His early 1960s output -- which includes two of my favorite records of all time, Eastern Sounds and The Centaur and the Phoenix -- stands as the watershed apotheosis of what would become codified in the shops and on the airwaves as World Music. For me, no finer or more gorgeously interpreted music exists in this world.
Today's share is another of these exquisite France Musique rebroadcasts, this time of a 1972 concert in Avignon that showcases the man out front of a totally sympathetic ensemble, blowing into a whole slew of reeds and winds for an enraptured audience.
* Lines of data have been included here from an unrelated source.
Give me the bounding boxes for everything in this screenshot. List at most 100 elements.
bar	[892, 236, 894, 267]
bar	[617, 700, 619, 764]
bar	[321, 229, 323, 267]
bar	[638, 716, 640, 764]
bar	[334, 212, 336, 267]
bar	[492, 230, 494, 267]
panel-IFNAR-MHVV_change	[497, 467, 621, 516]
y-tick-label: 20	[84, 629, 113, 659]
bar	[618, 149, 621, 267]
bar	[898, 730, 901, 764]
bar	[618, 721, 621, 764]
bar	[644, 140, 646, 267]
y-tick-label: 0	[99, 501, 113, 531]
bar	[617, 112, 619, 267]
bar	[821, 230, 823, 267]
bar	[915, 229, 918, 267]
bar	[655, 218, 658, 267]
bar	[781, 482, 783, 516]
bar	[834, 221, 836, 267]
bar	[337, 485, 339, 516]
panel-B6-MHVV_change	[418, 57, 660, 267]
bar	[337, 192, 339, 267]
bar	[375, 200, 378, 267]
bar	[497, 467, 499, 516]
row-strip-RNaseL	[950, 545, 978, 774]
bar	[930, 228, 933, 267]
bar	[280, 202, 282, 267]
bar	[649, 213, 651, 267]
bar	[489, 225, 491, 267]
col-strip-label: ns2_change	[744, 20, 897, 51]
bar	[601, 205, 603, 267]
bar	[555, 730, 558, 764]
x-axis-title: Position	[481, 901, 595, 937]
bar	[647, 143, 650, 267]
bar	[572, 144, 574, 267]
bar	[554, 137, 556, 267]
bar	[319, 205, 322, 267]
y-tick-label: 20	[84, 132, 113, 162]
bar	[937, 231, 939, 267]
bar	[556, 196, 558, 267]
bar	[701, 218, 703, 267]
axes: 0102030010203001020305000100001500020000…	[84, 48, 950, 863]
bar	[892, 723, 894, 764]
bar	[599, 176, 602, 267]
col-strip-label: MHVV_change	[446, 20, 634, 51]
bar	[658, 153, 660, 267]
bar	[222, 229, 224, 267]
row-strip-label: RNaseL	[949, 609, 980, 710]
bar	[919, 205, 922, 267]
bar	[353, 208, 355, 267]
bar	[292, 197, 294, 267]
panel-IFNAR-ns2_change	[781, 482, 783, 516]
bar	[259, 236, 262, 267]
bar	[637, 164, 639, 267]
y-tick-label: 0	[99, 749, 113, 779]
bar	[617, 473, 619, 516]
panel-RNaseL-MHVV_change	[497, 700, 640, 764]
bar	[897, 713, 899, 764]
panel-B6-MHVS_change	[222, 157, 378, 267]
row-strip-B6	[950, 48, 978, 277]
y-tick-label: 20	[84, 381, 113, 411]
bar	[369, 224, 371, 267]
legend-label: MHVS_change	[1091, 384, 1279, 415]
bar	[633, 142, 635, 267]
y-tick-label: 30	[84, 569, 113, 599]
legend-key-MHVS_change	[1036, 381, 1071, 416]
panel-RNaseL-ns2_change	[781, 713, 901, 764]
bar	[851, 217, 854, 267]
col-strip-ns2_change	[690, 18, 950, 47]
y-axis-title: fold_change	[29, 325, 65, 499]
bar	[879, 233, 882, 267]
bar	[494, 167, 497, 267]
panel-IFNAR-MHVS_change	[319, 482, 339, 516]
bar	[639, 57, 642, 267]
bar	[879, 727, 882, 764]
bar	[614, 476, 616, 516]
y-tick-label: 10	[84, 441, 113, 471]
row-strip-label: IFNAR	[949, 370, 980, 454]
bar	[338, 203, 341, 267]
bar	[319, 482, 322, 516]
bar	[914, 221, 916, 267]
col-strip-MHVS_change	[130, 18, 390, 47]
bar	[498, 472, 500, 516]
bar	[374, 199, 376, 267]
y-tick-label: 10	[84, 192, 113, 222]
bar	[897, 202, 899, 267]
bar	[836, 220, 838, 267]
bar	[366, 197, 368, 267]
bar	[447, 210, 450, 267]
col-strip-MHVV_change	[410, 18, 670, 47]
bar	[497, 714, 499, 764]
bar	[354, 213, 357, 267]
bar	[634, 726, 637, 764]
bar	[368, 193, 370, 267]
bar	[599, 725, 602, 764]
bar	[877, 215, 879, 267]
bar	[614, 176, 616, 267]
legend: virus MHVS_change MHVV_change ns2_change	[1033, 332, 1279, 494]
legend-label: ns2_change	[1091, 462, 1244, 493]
Watch out for piano deity Kenny Barron -- yes, he will get his day on this page someday soon -- tinkling those ivories.
Yusef Lateef Quartet
Cloître des Célestins
Avignon, France
7.19.1972

01 Inside Atlantis
02 Lowland Lullaby
03 Eboness
04 unknown title
05 A Flower
06 Yusef's Mood

Total time: 53:38

Yusef Lateef - tenor & soprano saxophones, flute, and more
Kenny Barron - piano
Bob Cunningham - bass
Albert "Tootie" Heath - drums

digital capture of a 2016 France Musique rebroadcast
As in yesterday's rebroadcast, there's a minimally intrusive station ID talkover at the start of the first and last tunes, but again these do little to detract from the music so they were left intact.
I'll be back tomorrow with something truly unbelievable from the archives of Norwegian television, but today we are all about acknowledging the mighty Yusef Lateef -- and his massive contribution to the music of our epoch -- which, in light of all that has followed in the almost 70 years since his beginning, can never be overstated.--J.